The U.S. Dollar is called to open slightly better against most major currency markets this morning in a continuation of the move which began Sunday night. At that time traders pinned the start of the rally on the potential economic rift between the U.S. and China. With China accusing the U.S. of protectionism tactics, some traders felt that it was becoming too risky to continue to press the Dollar to the downside. Other traders felt that last week’s Dollar weakness was overdone and executed under thin trading conditions. Finally, some traders still believe the Dollar should be sold simply because of the record low interest rates but have chosen to lighten up positions ahead of today’s key U.S. economic reports.

Buying the Dollar because of the potential economic rift between the U.S. and China seems to be a highly speculative move because of an exaggeration of the outcome of a trade war.
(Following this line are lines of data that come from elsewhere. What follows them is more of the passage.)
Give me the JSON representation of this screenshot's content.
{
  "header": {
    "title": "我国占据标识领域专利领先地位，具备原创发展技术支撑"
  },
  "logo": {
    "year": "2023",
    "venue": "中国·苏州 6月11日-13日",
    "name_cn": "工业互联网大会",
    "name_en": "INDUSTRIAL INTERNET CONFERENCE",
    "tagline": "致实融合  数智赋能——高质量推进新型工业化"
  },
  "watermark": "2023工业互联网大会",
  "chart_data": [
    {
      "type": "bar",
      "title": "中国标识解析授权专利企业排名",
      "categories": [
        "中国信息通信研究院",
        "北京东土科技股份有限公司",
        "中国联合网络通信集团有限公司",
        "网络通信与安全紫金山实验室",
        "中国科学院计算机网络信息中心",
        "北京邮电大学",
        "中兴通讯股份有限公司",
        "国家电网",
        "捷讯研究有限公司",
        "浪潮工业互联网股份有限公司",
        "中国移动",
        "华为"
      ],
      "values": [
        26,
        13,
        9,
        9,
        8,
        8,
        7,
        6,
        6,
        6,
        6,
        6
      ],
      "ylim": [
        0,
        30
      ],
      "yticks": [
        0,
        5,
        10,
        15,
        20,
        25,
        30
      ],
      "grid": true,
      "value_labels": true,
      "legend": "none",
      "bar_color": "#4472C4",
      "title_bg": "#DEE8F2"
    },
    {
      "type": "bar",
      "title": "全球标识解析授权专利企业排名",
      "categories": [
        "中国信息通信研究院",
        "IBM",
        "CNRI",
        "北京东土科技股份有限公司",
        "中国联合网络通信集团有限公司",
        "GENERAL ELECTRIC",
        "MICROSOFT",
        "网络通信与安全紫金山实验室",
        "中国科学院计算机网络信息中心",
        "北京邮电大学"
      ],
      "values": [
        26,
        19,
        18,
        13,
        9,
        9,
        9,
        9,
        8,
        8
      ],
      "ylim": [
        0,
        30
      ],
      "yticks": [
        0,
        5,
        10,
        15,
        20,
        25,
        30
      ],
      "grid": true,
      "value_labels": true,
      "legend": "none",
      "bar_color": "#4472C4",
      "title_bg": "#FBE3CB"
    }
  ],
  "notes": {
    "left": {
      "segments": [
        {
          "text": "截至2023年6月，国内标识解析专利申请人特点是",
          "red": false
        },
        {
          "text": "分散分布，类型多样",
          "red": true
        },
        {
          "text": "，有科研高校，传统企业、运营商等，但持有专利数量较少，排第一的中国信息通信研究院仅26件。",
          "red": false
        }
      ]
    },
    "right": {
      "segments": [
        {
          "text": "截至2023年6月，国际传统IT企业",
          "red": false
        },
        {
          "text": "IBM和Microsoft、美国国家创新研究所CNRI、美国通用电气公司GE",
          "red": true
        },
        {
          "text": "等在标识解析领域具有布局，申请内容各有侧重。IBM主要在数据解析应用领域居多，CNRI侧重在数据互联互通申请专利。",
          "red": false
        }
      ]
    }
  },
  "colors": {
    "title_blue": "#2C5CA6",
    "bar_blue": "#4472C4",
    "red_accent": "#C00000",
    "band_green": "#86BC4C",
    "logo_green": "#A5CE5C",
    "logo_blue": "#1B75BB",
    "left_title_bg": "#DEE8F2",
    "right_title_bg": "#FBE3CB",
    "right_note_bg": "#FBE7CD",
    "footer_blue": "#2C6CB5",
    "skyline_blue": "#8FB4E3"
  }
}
Basically, a trade battle based on the accusation of protectionism against the U.S. by the Chinese government is not likely to happen simply because both countries do not want to risk the curtailment of their respective economic recoveries. Both the U.S. and China have too much at stake at this time to start any kind of a trade war. China needs the U.S. to buy their goods and the U.S. needs China to continue to fund our debt. Although the U.S. may give in at some point and offer some economic concessions to appease the Chinese government at this time, do not expect too much to become of this current war of words.

Technical factors such as an oversold Dollar may be a stronger reason for the U.S. Dollar strength overnight. Last week’s sell-off in the Dollar may have been traders taking advantage of thin market conditions and the lack of a major buyer in the market. Now that it appears that major players have come back to the market after a summer recess, traders seem to be willing to concede some of last week’s gains to help put the Dollar back to a position that better reflects the global economic conditions.
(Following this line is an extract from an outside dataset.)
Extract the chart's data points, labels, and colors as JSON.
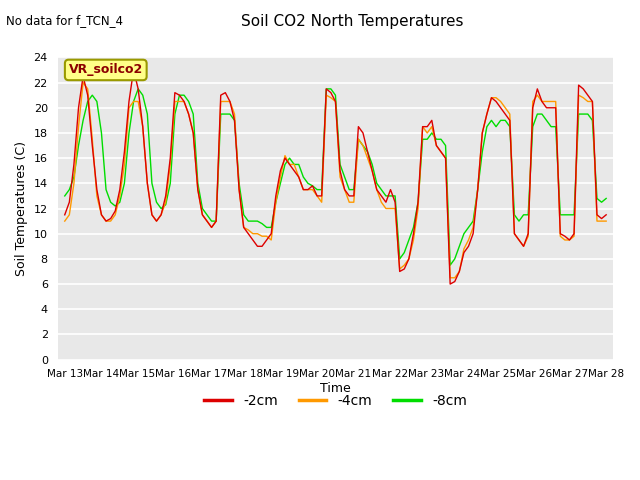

Finally, although record low interest rates will keep the pressure on the Dollar over the long-term, last week’s selling pressure may have been too excessive and not a true reflection of the global economic condition. There may be a time in the future for investors to chase after higher-yielding assets, but last week’s pounding of the Dollar may have been too much too soon. Traders are likely to evaluate global economic conditions with more scrutiny before committing as heavily to a short Dollar as they did last week.
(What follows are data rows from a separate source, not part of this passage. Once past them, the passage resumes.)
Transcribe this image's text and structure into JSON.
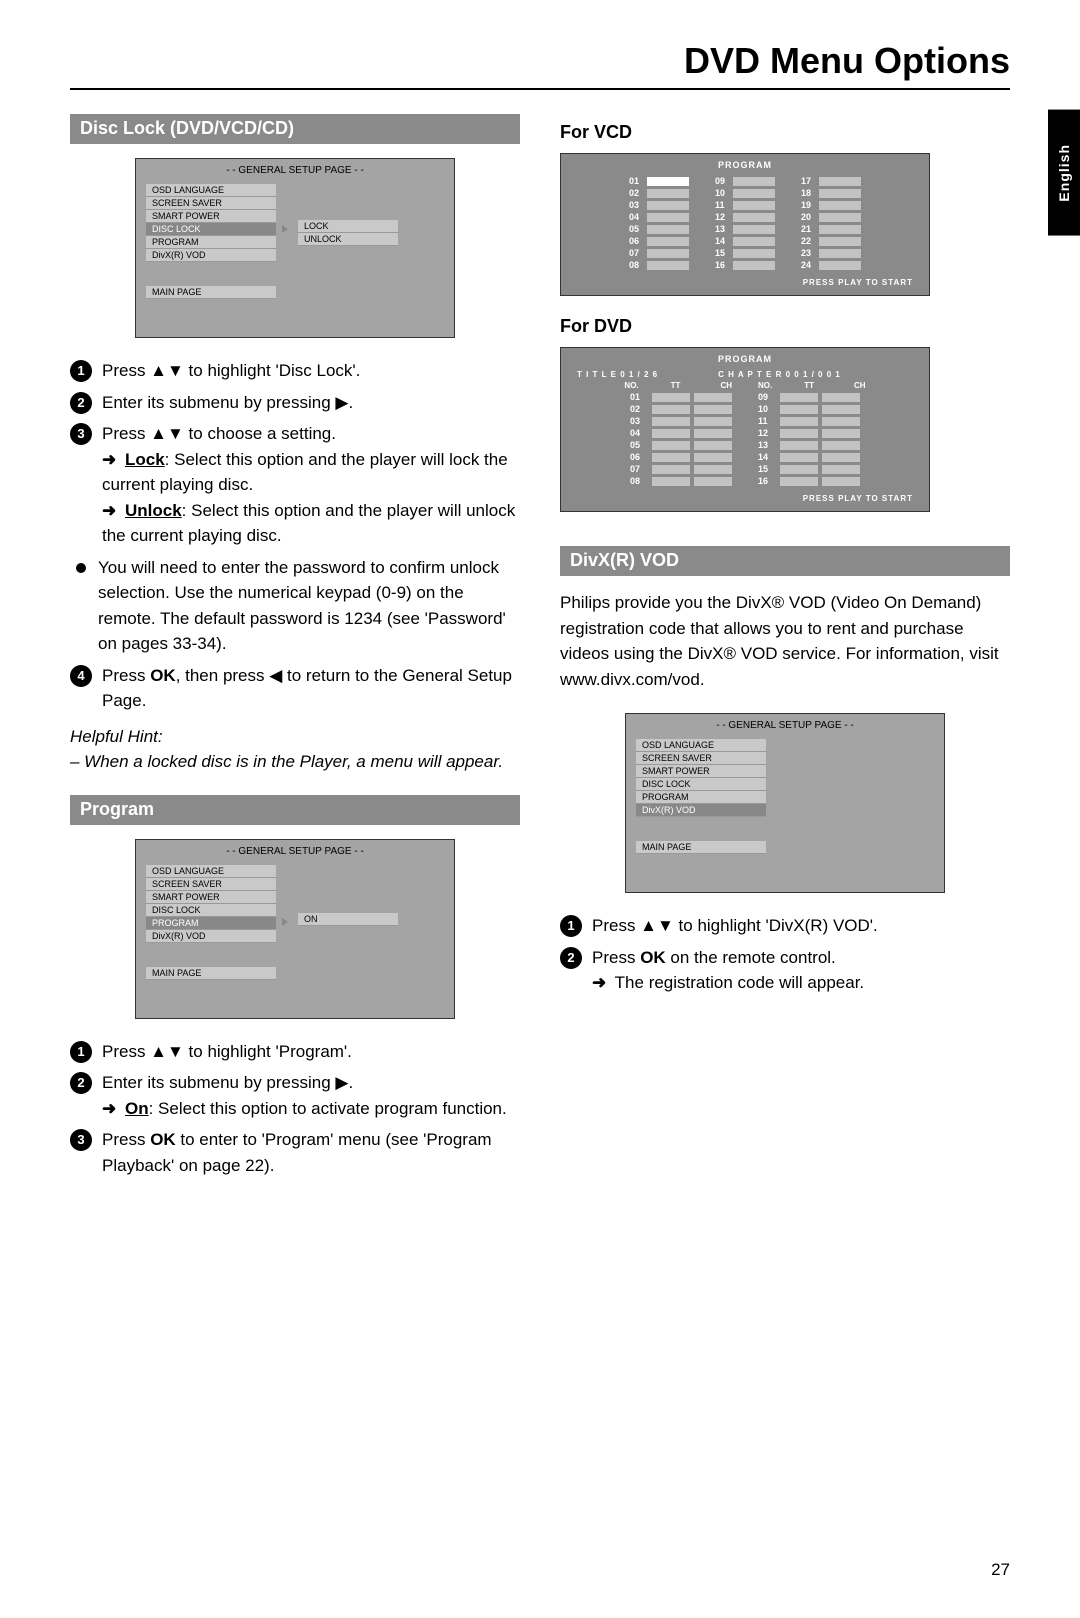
{
  "page_title": "DVD Menu Options",
  "page_number": "27",
  "language_tab": "English",
  "left": {
    "disc_lock": {
      "bar": "Disc Lock (DVD/VCD/CD)",
      "setup": {
        "title": "- - GENERAL SETUP PAGE - -",
        "items": [
          "OSD LANGUAGE",
          "SCREEN SAVER",
          "SMART POWER",
          "DISC LOCK",
          "PROGRAM",
          "DivX(R) VOD"
        ],
        "selected_index": 3,
        "sub": [
          "LOCK",
          "UNLOCK"
        ],
        "main": "MAIN PAGE"
      },
      "steps": {
        "s1": "Press ▲▼ to highlight 'Disc Lock'.",
        "s2": "Enter its submenu by pressing ▶.",
        "s3": "Press ▲▼ to choose a setting.",
        "s3_lock_label": "Lock",
        "s3_lock_text": ": Select this option and the player will lock the current playing disc.",
        "s3_unlock_label": "Unlock",
        "s3_unlock_text": ": Select this option and the player will unlock the current playing disc.",
        "bullet": "You will need to enter the password to confirm unlock selection.  Use the numerical keypad (0-9) on the remote. The default password is 1234 (see 'Password' on pages 33-34).",
        "s4_a": "Press ",
        "s4_ok": "OK",
        "s4_b": ", then press ◀ to return to the General Setup Page.",
        "hint_label": "Helpful Hint:",
        "hint_text": "–   When a locked disc is in the Player, a menu will appear."
      }
    },
    "program": {
      "bar": "Program",
      "setup": {
        "title": "- - GENERAL SETUP PAGE - -",
        "items": [
          "OSD LANGUAGE",
          "SCREEN SAVER",
          "SMART POWER",
          "DISC LOCK",
          "PROGRAM",
          "DivX(R) VOD"
        ],
        "selected_index": 4,
        "sub": [
          "ON"
        ],
        "main": "MAIN PAGE"
      },
      "steps": {
        "s1": "Press ▲▼ to highlight 'Program'.",
        "s2": "Enter its submenu by pressing ▶.",
        "s2_on_label": "On",
        "s2_on_text": ": Select this option to activate program function.",
        "s3_a": "Press ",
        "s3_ok": "OK",
        "s3_b": " to enter to 'Program' menu (see 'Program Playback' on page 22)."
      }
    }
  },
  "right": {
    "vcd": {
      "head": "For VCD",
      "title": "PROGRAM",
      "nums": [
        [
          "01",
          "02",
          "03",
          "04",
          "05",
          "06",
          "07",
          "08"
        ],
        [
          "09",
          "10",
          "11",
          "12",
          "13",
          "14",
          "15",
          "16"
        ],
        [
          "17",
          "18",
          "19",
          "20",
          "21",
          "22",
          "23",
          "24"
        ]
      ],
      "foot": "PRESS PLAY TO START"
    },
    "dvd": {
      "head": "For DVD",
      "title": "PROGRAM",
      "info_title": "T I T L E 0 1 / 2 6",
      "info_chap": "C H A P T E R 0 0 1 / 0 0 1",
      "colhead": [
        "NO.",
        "TT",
        "CH"
      ],
      "nums": [
        [
          "01",
          "02",
          "03",
          "04",
          "05",
          "06",
          "07",
          "08"
        ],
        [
          "09",
          "10",
          "11",
          "12",
          "13",
          "14",
          "15",
          "16"
        ]
      ],
      "foot": "PRESS PLAY TO START"
    },
    "divx": {
      "bar": "DivX(R) VOD",
      "intro": "Philips provide you the DivX® VOD (Video On Demand) registration code that allows you to rent and purchase videos using the DivX® VOD service. For information, visit www.divx.com/vod.",
      "setup": {
        "title": "- - GENERAL SETUP PAGE - -",
        "items": [
          "OSD LANGUAGE",
          "SCREEN SAVER",
          "SMART POWER",
          "DISC LOCK",
          "PROGRAM",
          "DivX(R) VOD"
        ],
        "selected_index": 5,
        "main": "MAIN PAGE"
      },
      "steps": {
        "s1": "Press ▲▼ to highlight 'DivX(R) VOD'.",
        "s2_a": "Press ",
        "s2_ok": "OK",
        "s2_b": " on the remote control.",
        "s2_arrow": "The registration code will appear."
      }
    }
  },
  "colors": {
    "bar_bg": "#8a8a8a",
    "bar_fg": "#ffffff",
    "setup_bg": "#a4a4a4",
    "setup_item_bg": "#c9c9c9",
    "setup_sel_bg": "#888888",
    "prog_bg": "#8a8a8a",
    "prog_slot": "#c3c3c3"
  }
}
This morning traders will be focusing on three key U.S. economic reports: Retail Sales, Business Inventories and the Producer Price Index. Traders expect to see a pick up in retail sales because of last month’s cash for clunkers program. Business inventories should also see a rise as companies begin to increase inventory in response to the improving economy. 

December Euro

This morning the December Euro is called flat to lower despite news that German Investment Confidence rose to the highest level in more than 3 years in September. Confidence in the Euro Zone economy is growing but last week’s strong rally may have made the Euro to pricey for investors at this time. A sudden surge in U.S. equity markets could trigger a turnaround in the Euro later in the day if there is greater demand for higher risk assets.

December British Pound

Traders continue to put pressure on the December British Pound following last week’s short-covering rally. The U.K. economy has a long way to go despite news that home prices rose. Traders feel the recent action by the Bank of England to leave interest rates and bank reserve rates unchanged is a better reflection on the U.K. economy.

December Canadian Dollar

Finally, the December Canadian Dollar is under pressure once again. Lower oil prices have raised the concerns of traders since crude oil is a large part of the Canadian economy. Traders are also concerned about rallying the Canadian Dollar too high, too fast because of the possible negative effect on the economy.